Connecticut’s total state and local unfunded pension and other post-employment benefits (OPEB) liability is a whopping $124.9 billion, according to an independent report delivered to the Connecticut Council of Municipalities.
Pro Bono Public Pensions, a nonprofit that advises state and local governments on pension sustainability, reported that the State of Connecticut faces $99.5 billion in unfunded pension and OPEB liabilities, while municipalities were on the hook for $22 billion.
The state’s portion of unfunded liabilities consumes nearly $2.5 billion per year in pension payments and another $1.2 billion in OPEB payments, according to the state’s latest valuation.
Those payments largely go pay off unfunded liabilities to support 99,594 active and retired state employees and 87,952 active and retired teachers, according to the Office of Fiscal Analysis.
The state also maintains pension funds for approximately 17,000 municipal employees and 493 judges, family support magistrates and compensation commissioners.
Pension obligation bonds accounted for another $3.2 billion, money governments borrowed to help boost pension funds.
Another slide from the presentation show Connecticut’s real Gross Domestic Product has declined 7.9 percent since 2007.
Municipalities that were not part of the state Municipal Employee Retirement System on average paid between 96 and 97.2 percent of the annually required contribution toward their pension systems, but only 57.8 percent of the OPEB payments.
However, the author of the study warned that making full annual payments doesn’t necessarily increase the funded ratio for pension plans and that neither bonds nor the stock market is likely to help turn things around for Connecticut.
The report comes as CCM announced the creation of a new task force to tackle Connecticut’s property tax problems with a special focus on the state’s pension problems which continue to exert pressure on both state and local budgets by crowding out other spending, particularly education funding to municipalities and payment in lieu of taxes (PILOT) payments.
“The pension crisis is a significant issue for the task force because it’s a financial issue at the state level and will impact towns going forward,” said Kevin Maloney, director of communications for CCM.
A 2018 report analyzing municipal data supplied by the Office of Policy and Management showed per capita property tax revenue to towns and cities grew by 250 percent between 1981 and 2016, while Connecticut’s median income remained relatively flat.
Maloney said the property tax task force will be meeting over the next six to nine months to address Connecticut’s high property taxes and municipalities’ continued reliance on the property tax as their sole means of raising revenue absent state grants, which have been slashed in recent years to fill state budget gaps.
State funding for municipalities in the form of grants has become a hot topic in recent years as state budget problems have resulted in less grant funding for cities and towns, which face their own problems of rising costs.
PILOT grant payments have decreased by 35 percent since 2015, dropping from $83.6 million to $54.9 million, according to OFA, and sales tax revenue meant to be shared with municipalities has dwindled from $185 million in 2017 — less than was originally promised — to $39 million this year.
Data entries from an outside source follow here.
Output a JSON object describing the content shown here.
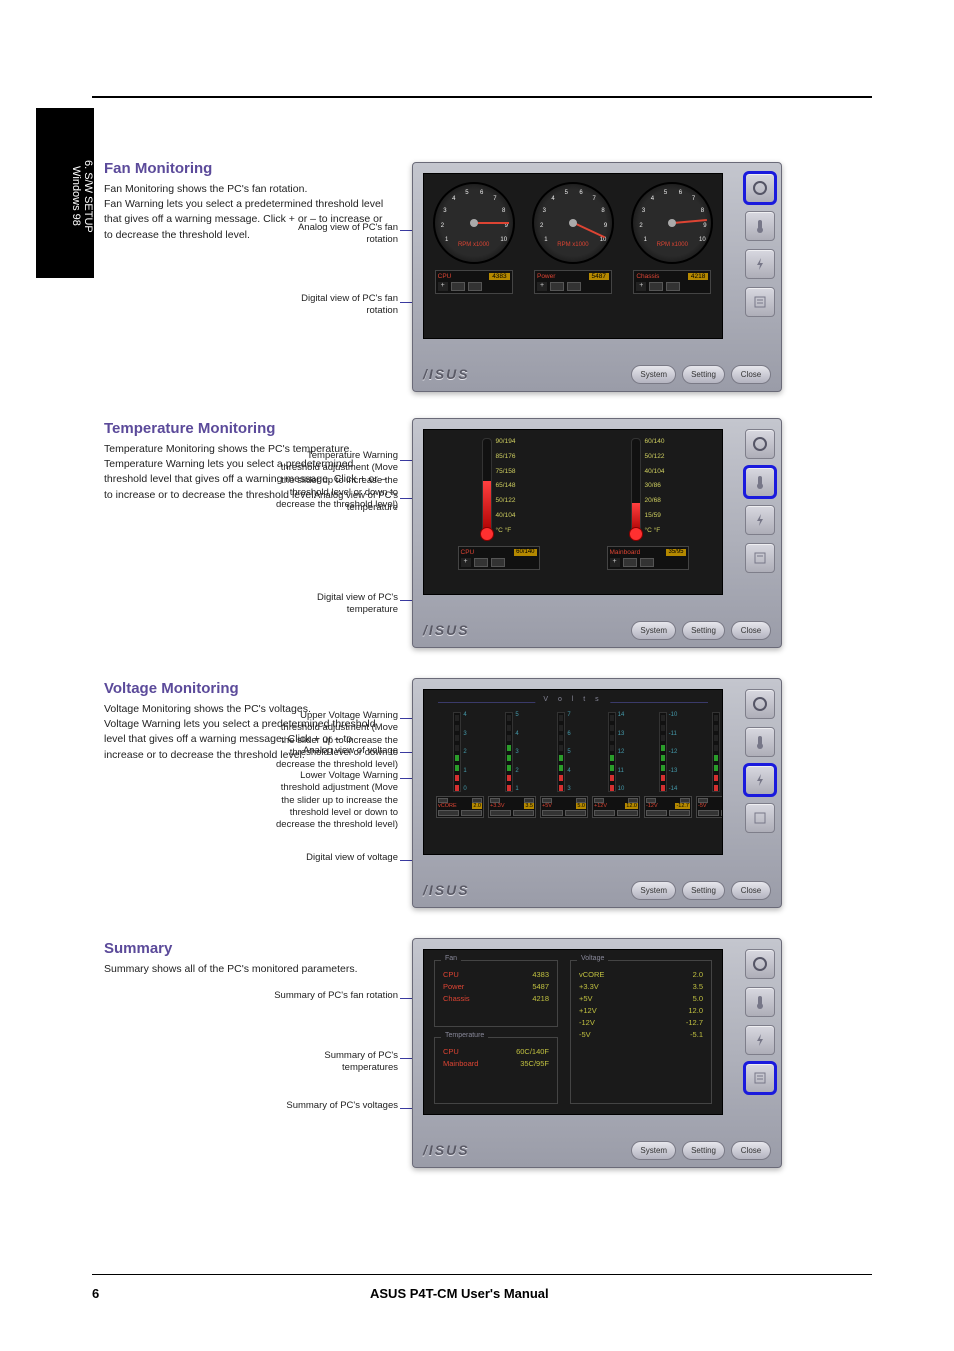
{
  "page": {
    "number": "6",
    "footer_title": "ASUS P4T-CM User's Manual",
    "side_tab_chapter": "6. S/W SETUP",
    "side_tab_sub": "Windows 98"
  },
  "brand": "/ISUS",
  "buttons": {
    "tgl_plus": "+",
    "tgl_minus": "–",
    "system": "System",
    "setting": "Setting",
    "close": "Close"
  },
  "fan": {
    "title": "Fan Monitoring",
    "desc": "Fan Monitoring shows the PC's fan rotation.\nFan Warning lets you select a predetermined threshold level that gives off a warning message. Click + or – to increase or to decrease the threshold level.",
    "callout_analog": "Analog view of PC's fan rotation",
    "callout_digital": "Digital view of PC's fan rotation",
    "rpm_label": "RPM\nx1000",
    "gauges": [
      {
        "name": "CPU",
        "value": "4383",
        "needle_deg": 30
      },
      {
        "name": "Power",
        "value": "5487",
        "needle_deg": 55
      },
      {
        "name": "Chassis",
        "value": "4218",
        "needle_deg": 25
      }
    ],
    "ticks": [
      "1",
      "2",
      "3",
      "4",
      "5",
      "6",
      "7",
      "8",
      "9",
      "10"
    ]
  },
  "temp": {
    "title": "Temperature Monitoring",
    "desc": "Temperature Monitoring shows the PC's temperature.\nTemperature Warning lets you select a predetermined threshold level that gives off a warning message. Click + or – to increase or to decrease the threshold level.",
    "callout_high": "Temperature Warning threshold adjustment (Move the slider up to increase the threshold level or down to decrease the threshold level)",
    "callout_current": "Analog view of PC's temperature",
    "callout_label": "Digital view of PC's temperature",
    "items": [
      {
        "name": "CPU",
        "value": "60/140",
        "fill_pct": 55,
        "scale": [
          "90/194",
          "85/176",
          "75/158",
          "65/148",
          "50/122",
          "40/104",
          "°C  °F"
        ]
      },
      {
        "name": "Mainboard",
        "value": "35/95",
        "fill_pct": 32,
        "scale": [
          "60/140",
          "50/122",
          "40/104",
          "30/86",
          "20/68",
          "15/59",
          "°C  °F"
        ]
      }
    ]
  },
  "volt": {
    "title": "Voltage Monitoring",
    "desc": "Voltage Monitoring shows the PC's voltages.\nVoltage Warning lets you select a predetermined threshold level that gives off a warning message. Click + or – to increase or to decrease the threshold level.",
    "header": "V o l t s",
    "callout_upper": "Upper Voltage Warning threshold adjustment (Move the slider up to increase the threshold level or down to decrease the threshold level)",
    "callout_current": "Analog view of voltage",
    "callout_lower": "Lower Voltage Warning threshold adjustment (Move the slider up to increase the threshold level or down to decrease the threshold level)",
    "callout_digital": "Digital view of voltage",
    "bars": [
      {
        "name": "vCORE",
        "value": "2.0",
        "scale": [
          "4",
          "3",
          "2",
          "1",
          "0"
        ],
        "fill_pct": 50,
        "colors": [
          "#2a9d2a",
          "#2a9d2a",
          "#2a9d2a",
          "#d43",
          "#d43"
        ]
      },
      {
        "name": "+3.3V",
        "value": "3.5",
        "scale": [
          "5",
          "4",
          "3",
          "2",
          "1"
        ],
        "fill_pct": 60,
        "colors": [
          "#d43",
          "#2a9d2a",
          "#2a9d2a",
          "#2a9d2a",
          "#d43"
        ]
      },
      {
        "name": "+5V",
        "value": "5.0",
        "scale": [
          "7",
          "6",
          "5",
          "4",
          "3"
        ],
        "fill_pct": 50,
        "colors": [
          "#d43",
          "#2a9d2a",
          "#2a9d2a",
          "#2a9d2a",
          "#d43"
        ]
      },
      {
        "name": "+12V",
        "value": "12.0",
        "scale": [
          "14",
          "13",
          "12",
          "11",
          "10"
        ],
        "fill_pct": 50,
        "colors": [
          "#d43",
          "#2a9d2a",
          "#2a9d2a",
          "#2a9d2a",
          "#d43"
        ]
      },
      {
        "name": "-12V",
        "value": "-12.7",
        "scale": [
          "-10",
          "-11",
          "-12",
          "-13",
          "-14"
        ],
        "fill_pct": 55,
        "colors": [
          "#d43",
          "#2a9d2a",
          "#2a9d2a",
          "#2a9d2a",
          "#d43"
        ]
      },
      {
        "name": "-5V",
        "value": "-5.1",
        "scale": [
          "-3",
          "-4",
          "-5",
          "-6",
          "-7"
        ],
        "fill_pct": 50,
        "colors": [
          "#d43",
          "#2a9d2a",
          "#2a9d2a",
          "#2a9d2a",
          "#d43"
        ]
      }
    ]
  },
  "summary": {
    "title": "Summary",
    "desc": "Summary shows all of the PC's monitored parameters.",
    "callout_fan": "Summary of PC's fan rotation",
    "callout_temp": "Summary of PC's temperatures",
    "callout_volt": "Summary of PC's voltages",
    "fan_legend": "Fan",
    "temp_legend": "Temperature",
    "volt_legend": "Voltage",
    "fan_rows": [
      {
        "k": "CPU",
        "v": "4383"
      },
      {
        "k": "Power",
        "v": "5487"
      },
      {
        "k": "Chassis",
        "v": "4218"
      }
    ],
    "temp_rows": [
      {
        "k": "CPU",
        "v": "60C/140F"
      },
      {
        "k": "Mainboard",
        "v": "35C/95F"
      }
    ],
    "volt_rows": [
      {
        "k": "vCORE",
        "v": "2.0"
      },
      {
        "k": "+3.3V",
        "v": "3.5"
      },
      {
        "k": "+5V",
        "v": "5.0"
      },
      {
        "k": "+12V",
        "v": "12.0"
      },
      {
        "k": "-12V",
        "v": "-12.7"
      },
      {
        "k": "-5V",
        "v": "-5.1"
      }
    ]
  },
  "colors": {
    "accent_blue": "#1a1add",
    "panel_bg": "#b5b7c2",
    "inner_bg": "#1a1a1a",
    "highlight": "#b58900",
    "red": "#d43030",
    "green": "#2a9d2a"
  }
}
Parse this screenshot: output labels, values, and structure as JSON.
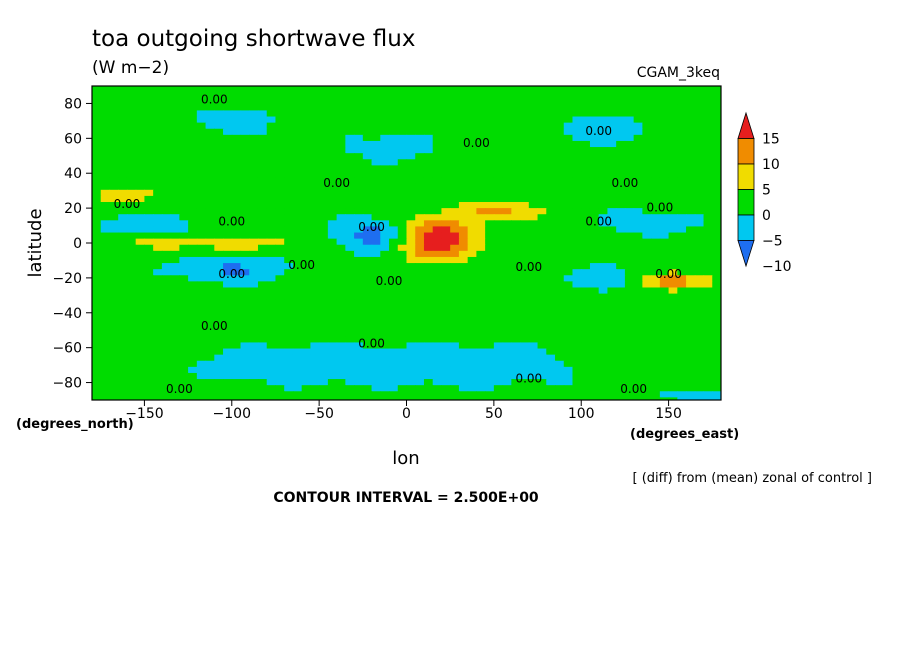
{
  "chart_data": {
    "type": "heatmap",
    "title": "toa outgoing shortwave flux",
    "units": "(W m−2)",
    "experiment": "CGAM_3keq",
    "xlabel": "lon",
    "ylabel": "latitude",
    "x_unit_label": "(degrees_east)",
    "y_unit_label": "(degrees_north)",
    "xlim": [
      -180,
      180
    ],
    "ylim": [
      -90,
      90
    ],
    "x_ticks": [
      {
        "value": -150,
        "label": "−150"
      },
      {
        "value": -100,
        "label": "−100"
      },
      {
        "value": -50,
        "label": "−50"
      },
      {
        "value": 0,
        "label": "0"
      },
      {
        "value": 50,
        "label": "50"
      },
      {
        "value": 100,
        "label": "100"
      },
      {
        "value": 150,
        "label": "150"
      }
    ],
    "y_ticks": [
      {
        "value": 80,
        "label": "80"
      },
      {
        "value": 60,
        "label": "60"
      },
      {
        "value": 40,
        "label": "40"
      },
      {
        "value": 20,
        "label": "20"
      },
      {
        "value": 0,
        "label": "0"
      },
      {
        "value": -20,
        "label": "−20"
      },
      {
        "value": -40,
        "label": "−40"
      },
      {
        "value": -60,
        "label": "−60"
      },
      {
        "value": -80,
        "label": "−80"
      }
    ],
    "colorbar": {
      "levels": [
        {
          "label": "15",
          "value": 15
        },
        {
          "label": "10",
          "value": 10
        },
        {
          "label": "5",
          "value": 5
        },
        {
          "label": "0",
          "value": 0
        },
        {
          "label": "−5",
          "value": -5
        },
        {
          "label": "−10",
          "value": -10
        }
      ],
      "colors": [
        "#1e6ef0",
        "#00c8f0",
        "#00dc00",
        "#f0dc00",
        "#f08c00",
        "#e61e1e"
      ]
    },
    "contour_label": "0.00",
    "contour_interval_text": "CONTOUR INTERVAL = 2.500E+00",
    "footnote": "[ (diff) from (mean) zonal of control ]",
    "field_features": [
      {
        "lon": 20,
        "lat": 0,
        "value": 15
      },
      {
        "lon": -100,
        "lat": 0,
        "value": 7
      },
      {
        "lon": -20,
        "lat": 5,
        "value": -10
      },
      {
        "lon": -100,
        "lat": -15,
        "value": -8
      },
      {
        "lon": 140,
        "lat": 10,
        "value": -8
      },
      {
        "lon": 150,
        "lat": -20,
        "value": 10
      },
      {
        "lon": 50,
        "lat": 20,
        "value": 10
      }
    ]
  }
}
Meanwhile, a change in the education cost sharing grant formula has resulted in a reshuffling of money, reducing payments to some towns and increasing them to others, although OFA notes that fully funding the ECS grants in 2020 would require an additional $324 million.
Gov. Ned Lamont has yet to call a special session to approve a bonding package that would grant $60 million to municipalities for road repair which left municipalities digging into their snow-plowing reserves to pay for road repairs over the summer.
The state’s unfunded pension and OPEB liabilities are part of the fixed costs of Connecticut state government, which have been increasing rapidly and contributing to budget shortfalls.
According to the latest budget analysis by OFA, fixed costs are growing by over $500 million per year.
CCM and the Connecticut Council of Small Towns managed to fend off a push by Gov. Dannel Malloy and Lamont to foist part of the teacher pension payments onto municipalities in 2018 and 2019.
But the threat of future efforts by the state to either share the state retirement burden with municipalities or decrease grants — and the lack of major reforms for issues like binding arbitration — has sent municipal organizations scrambling to find revenue alternatives.
A 2018 study by Yankee Institute found that many Connecticut municipalities faced similar financial difficulties as the state: long term pension and debt problems, decreasing revenue and increasing costs.